One of the favorite parts of my magazine career was writing case studies about entrepreneurial photographers, artists, and designers who were early adopters of new technology. They began experimenting with pro-model digital cameras and printers long before all of the technical bugs had been worked out.
Feedback from these pioneering creative pros helped technology developers figure out how creative pros might want to use the new technology. The input from early adopters also helped tech companies determine which features should be automated in order to encourage non-techies (like me) to start buying new cameras and printers en masse.
One of the most enterprising creative pros I have worked with is Wayne Cosshall, an Australian photographer, writer, instructor, and entrepreneur. He started publishing the Digital ImageMaker International website in 2005, when online publishing was new and blogging tools weren’t nearly as simple as they are today.
The content of Digital ImageMaker was geared toward creative hobbyists and professionals who had mastered image-editing tools and had begun to experiment with everything that was possible with digital imaging and printmaking.
Recognizing that digital tools would enable photography, art, and graphics to converge, Wayne started writing articles about photography, web and graphic design, digital art, illustration, video production, editing and special effects, computational art and photography, and 3D graphics and animation (both 2D and 3D).
Wayne and I haven’t met (yet!), but he has been a regular contributor to the HP Pro Photography blog that I helped launch in 2006.
Recently, Wayne has been experimenting with different self-publishing platforms for photography-related publications. He has self-published different forms of e-books and recently produced the first issue of his print-on-demand magazine.
His self-published book “Photography Wisdom” in available in five different forms:
- A print book from Amazon
- An ebook for Kindle from Amazon
- An ebook for Kindle and other ebook readers
- An ebook from Apple
- A video-enhanced version of the ebook as an app for the iPad
The print-on-demand magazine is a compilation of some of the best articles from the Digital ImageMaker website.
To avoid having to pay for a large print run upfront, Wayne used HP’s print-on-demand MagCloud service to produce a magazine filled with stunning photographs and art.
MagCloud can produce saddle-stitched or perfect-bound magazines from the pages you upload as print-ready PDFs. To lay out your pages, you can use Adobe InDesign, Quark Xpress, Microsoft Word or Publisher, Apple, or any other software that can output a suitable PDF.
Wayne describes his experiences with the MagCloud service in a post on the HP Pro Photography blog. He says that “Before I started on my own project, I bought a couple of other photography publications from MagCloud so I could examine the image quality and the paper. Happy with this, I moved forward.”
After previewing and approving a sample copy of the first issue, Wayne released Digital ImageMaker magazine for sale on the MagCloud website.
Cosshall says the print quality of the magazine is impressive: “Color is great, image detail is excellent, and the print is crisp and lovely. The paper feels good to handle, and the cover stock works well.”

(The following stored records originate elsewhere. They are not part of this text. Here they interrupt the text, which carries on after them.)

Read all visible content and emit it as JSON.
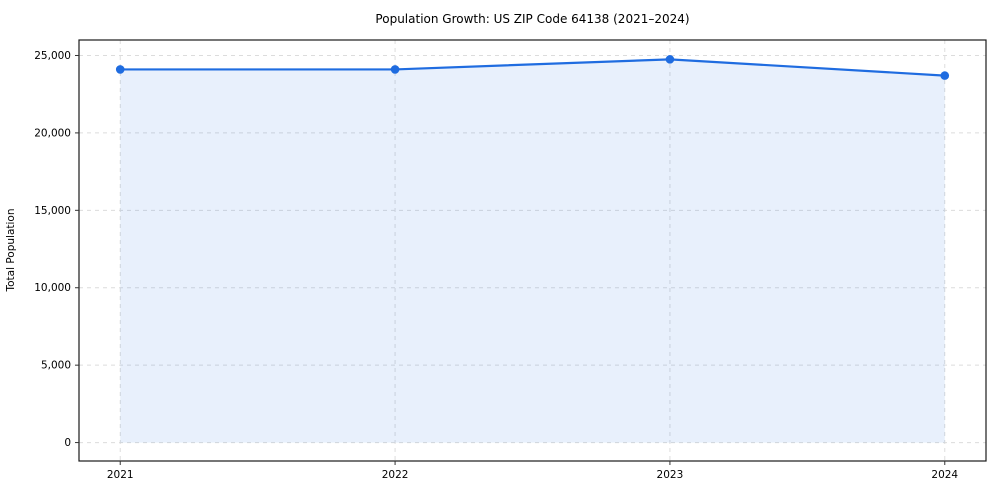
{
  "figure": {
    "title": "Population Growth: US ZIP Code 64138 (2021–2024)",
    "background_color": "#ffffff"
  },
  "chart_data": {
    "type": "area",
    "title": "Population Growth: US ZIP Code 64138 (2021–2024)",
    "xlabel": "",
    "ylabel": "Total Population",
    "x": [
      2021,
      2022,
      2023,
      2024
    ],
    "series": [
      {
        "name": "Total Population",
        "values": [
          24100,
          24100,
          24750,
          23700
        ]
      }
    ],
    "xlim": [
      2020.85,
      2024.15
    ],
    "ylim": [
      -1190,
      26000
    ],
    "xticks": [
      2021,
      2022,
      2023,
      2024
    ],
    "xticklabels": [
      "2021",
      "2022",
      "2023",
      "2024"
    ],
    "yticks": [
      0,
      5000,
      10000,
      15000,
      20000,
      25000
    ],
    "yticklabels": [
      "0",
      "5,000",
      "10,000",
      "15,000",
      "20,000",
      "25,000"
    ],
    "grid": true,
    "grid_style": "dashed",
    "legend": "none",
    "line_color": "#1f6ce0",
    "marker_color": "#1f6ce0",
    "fill_color": "#1f6ce0",
    "fill_opacity": 0.1,
    "grid_color": "#dcdcdc",
    "spine_color": "#1a1a1a",
    "tick_color": "#333333",
    "text_color": "#000000"
  }
}
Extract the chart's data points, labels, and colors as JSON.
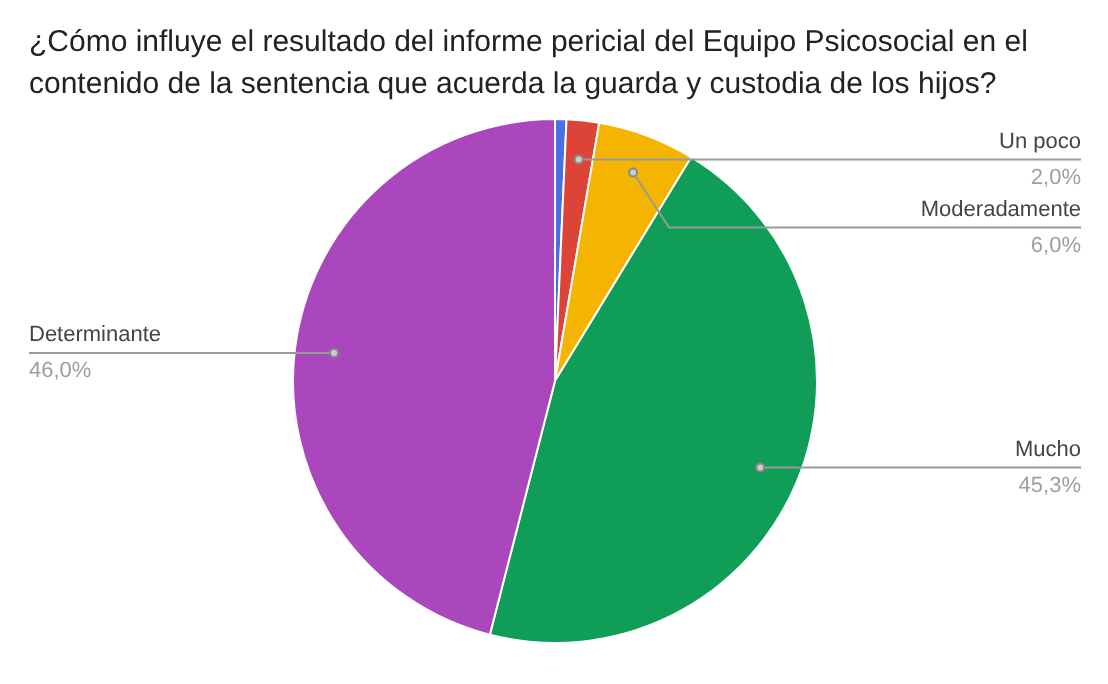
{
  "chart_data": {
    "type": "pie",
    "title": "¿Cómo influye el resultado del informe pericial del Equipo Psicosocial en el\ncontenido de la sentencia que acuerda la guarda y custodia de los hijos?",
    "categories": [
      null,
      "Un poco",
      "Moderadamente",
      "Mucho",
      "Determinante"
    ],
    "values": [
      0.7,
      2.0,
      6.0,
      45.3,
      46.0
    ],
    "colors": [
      "#4a6fe3",
      "#db4437",
      "#f4b400",
      "#0f9d58",
      "#ab47bc"
    ],
    "value_labels": [
      null,
      "2,0%",
      "6,0%",
      "45,3%",
      "46,0%"
    ]
  }
}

The 60-page inaugural issue of Digital ImageMaker magazine includes lengthy, lavishly illustrated articles, including:
- an article about computational artist Don Relyea, whose Generative Flowers II exhibt was displayed on two 50 x 30 ft. HD outdoor screens in Victory Plaza in Dallas.
- an interview with Austalian artist Jane Davenport who works on a mix of photography, drawing, and painting projects and creates products ranging from books to clothing
- an interview with wedding/portrait photographer Nadia Salameh
- a profile of photographer/psychotherapist David J. Bookbinder who produces mandalas from images of flowers.
- an interview with mixed-media printmaker Bonny Lhotka, whose ground-breaking work in inkjet image-transfer printing is included in the Digital Darkroom exhibit at the Annenberg Space for Photography in Los Angeles.
- a profile of the Digital Art Guild, which is dedicated to advancing the concept of digital fine art while promoting public knowledge.
Reading the magazine provides a real sense of how diverse the “image-making” community has become. It’s exciting to see how many digital techniques creative pros are now using to either create or enhance their art.
An Ad-Free Photography Magazine?
While I understand why publishers must sell advertising to support the production of magazines, it was notably refreshing to read a photography magazine in which the articles aren’t interrupted by a clutter of “look-at-me” ads.
When advertising headlines and product photography aren’t competing for attention with the visuals on the editorial pages, you can appreciate each artist’s work in a different way. It’s like visiting a museum where the works on the gallery walls aren’t displayed side-by-side with advertising posters.
Personally, I have always loved magazines (which is why I studied magazine journalism in college). But Wayne’s self-published version made me regard the possibilities of the magazine format from a fresh perspective. It looks like I’m going to have to give it a try!